For many Asian Americans, being the butt of a racist joke is an all-too-familiar experience. A new study on the ways AAPI people are represented in major movies finds this is also true on screen, revealing that more often than not, audiences are expected to laugh at an AAPI character rather than laugh with one.
Across the board, AAPI characters usually only get to be the object in major movies rather than the subject, according to a study released Tuesday by the Geena Davis Institute on Gender in Media, which partnered with Gold House and the Coalition of Asian Pacifics in Entertainment. Their report, “I Am Not a Fetish or Model Minority: Redefining What it Means to Be API in the Entertainment Industry,” lays out the ways that popular movies perpetuate tropes that objectify and flatten AAPI people. The rise in anti-Asian attacks and harassment over the past year and a half has underscored the importance of interrogating how pop culture perpetuates harmful perceptions of Asian Americans, which can lead to real-life racism and violence.
The researchers analyzed the AAPI characters in each of the 10 highest-grossing films from 2010 to 2019. Because the sample size was so small (for instance, there were zero AAPI characters in the highest-grossing films from 2010 to 2013), they did an additional analysis using all films with any AAPI people in the main cast that were released by major studios and streaming platforms between 2017 and 2020.
While there was no single trope that dominated, many of the films portrayed AAPI characters as one or more of the most common Asian stereotypes, including the “model minority,” the “forever foreigner” and the “nerd,” and portrayed East Asian women as “exotic” or “dragon ladies.” The study also found that many of the AAPI characters were only depicted in stereotypical jobs, like “working in tech” or being a “shop owner.” When an AAPI character was meant to be funny, they were almost twice as likely to be the character audiences were supposed to laugh at (43.4%) rather than laugh with (23.5%).
The researchers also looked at what traits AAPI characters displayed when they appeared in these films. For example, with characters that perpetuated the “model minority” stereotype, about 60% were written as “smart,” and 47% were written as “hard-working.” But fewer than a third of these characters “displayed leadership traits” or “were seen as cool.” Instead, when they were on screen, the characters with these traits were portrayed as meek, docile and one-dimensional, reinforcing the model minority trope.
Time and again, studies like these have illustrated the ways that AAPI representation on screen and off screen are intertwined. To better understand this, one component of the study involved a survey of more than 300 AAPI people working in Hollywood, conducted in June by CAPE.

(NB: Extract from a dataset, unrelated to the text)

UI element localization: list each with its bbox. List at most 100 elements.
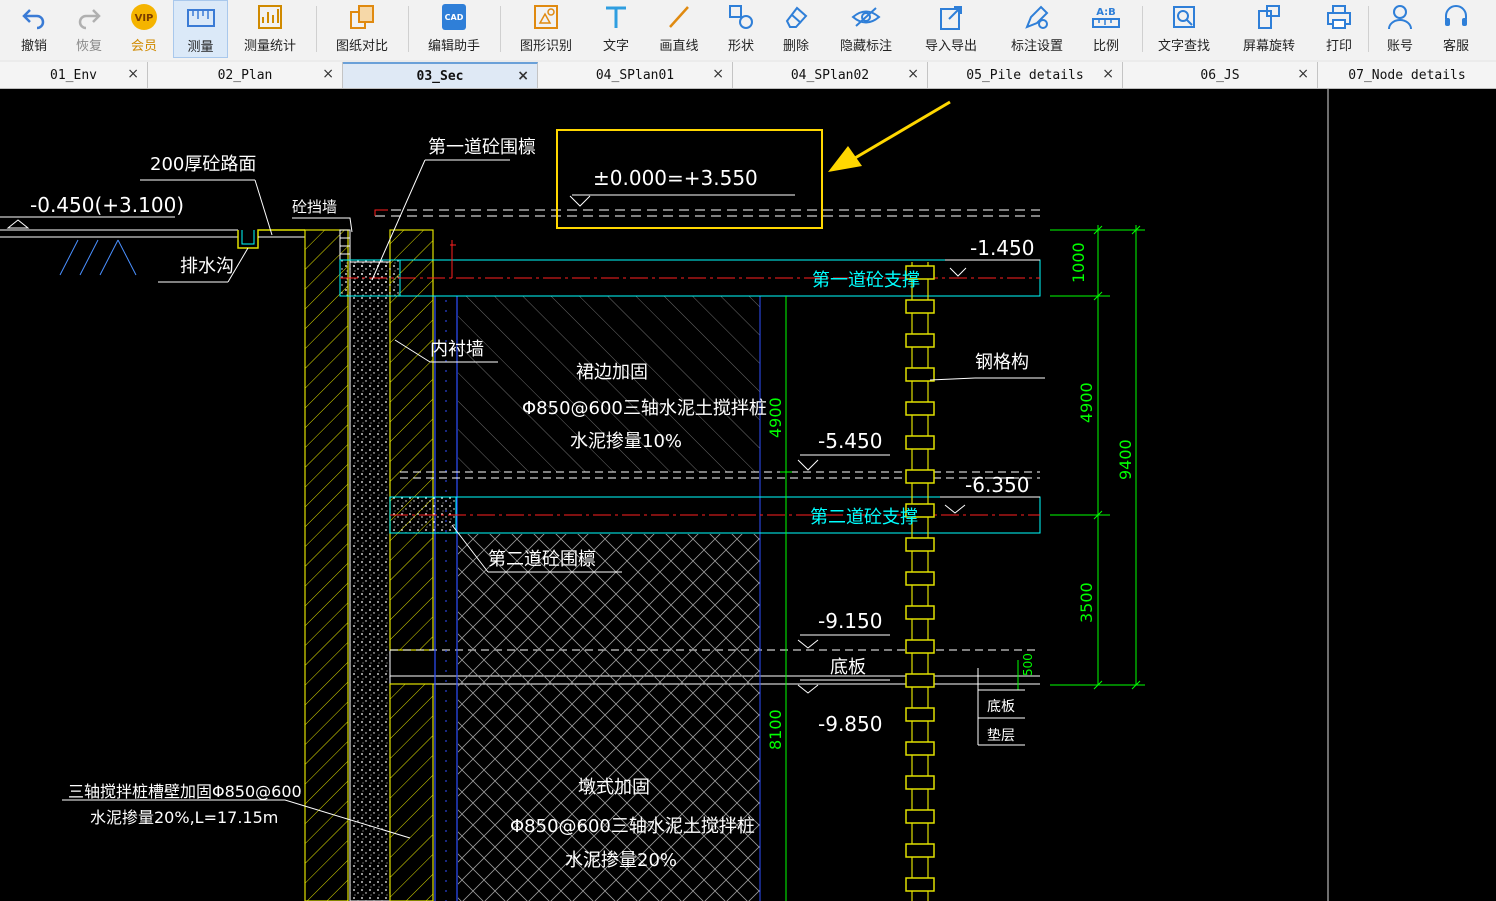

In that survey, only 43.5% of the respondents said they felt their “voice is valued.” Nearly 90% said they have been the only AAPI person in the room, more than 75% said they have felt tokenized, and 81% said they have experienced microaggressions at work, like someone confusing them for another Asian person or assuming they don’t speak English.
The vast majority of respondents said they feel AAPI representation in Hollywood is moving in the right direction, but nowhere near fast enough. The survey found that many AAPI creators see a gap between their own definition of “representation” and the definition held by the industry at large.
Nearly all of the survey respondents agreed that representation means “portraying a group of people in an authentic way on screen.” However, only 42.9% of them said they think Hollywood as a whole considers that the definition. Instead, many of them said they believe industry leaders define representation as “serving as a proxy for a certain group.”
Elsewhere, respondents elaborated on the ways they think the entertainment industry has a much lower bar for representation, writing that they’ve often worked with industry leaders who treat the issue as simply a “check box you have to tick” — when in reality, “just being on screen is not enough.”
The overwhelming theme of both the report’s recommendations and the survey responses from AAPI people in Hollywood is the idea of “more”: more kinds of AAPI stories and characters, more people telling them, more investment in them and more AAPI people working in Hollywood at all levels, from crew members to casting directors to studio executives.
The researchers also emphasized that no single story can stand in for an entire community or group, urging Hollywood to pay attention to what kinds of Asian stories are overrepresented, and to aim to portray a wider range of lived experiences of AAPI people.
One of the study’s recommendations is for “more balance” in storytelling. In addition to avoiding stereotypes and tropes that flatten AAPI characters, it’s also about depicting AAPI people as multidimensional and complicated. For example, one of the respondents in the survey wrote: “I would like to see us as empowered and edgy.”
Other respondents said they want to see greater representation of mixed-race and multi-ethnic characters and families, as well as more AAPI inclusion in classic genres like coming-of-age or romance stories. Many said they hoped to see fewer stories where a character’s AAPI identity, or their immigrant experience, is the sole plot point or catalyst for the character’s story arc — reflecting a desire for Asian Americans to be seen as our whole selves.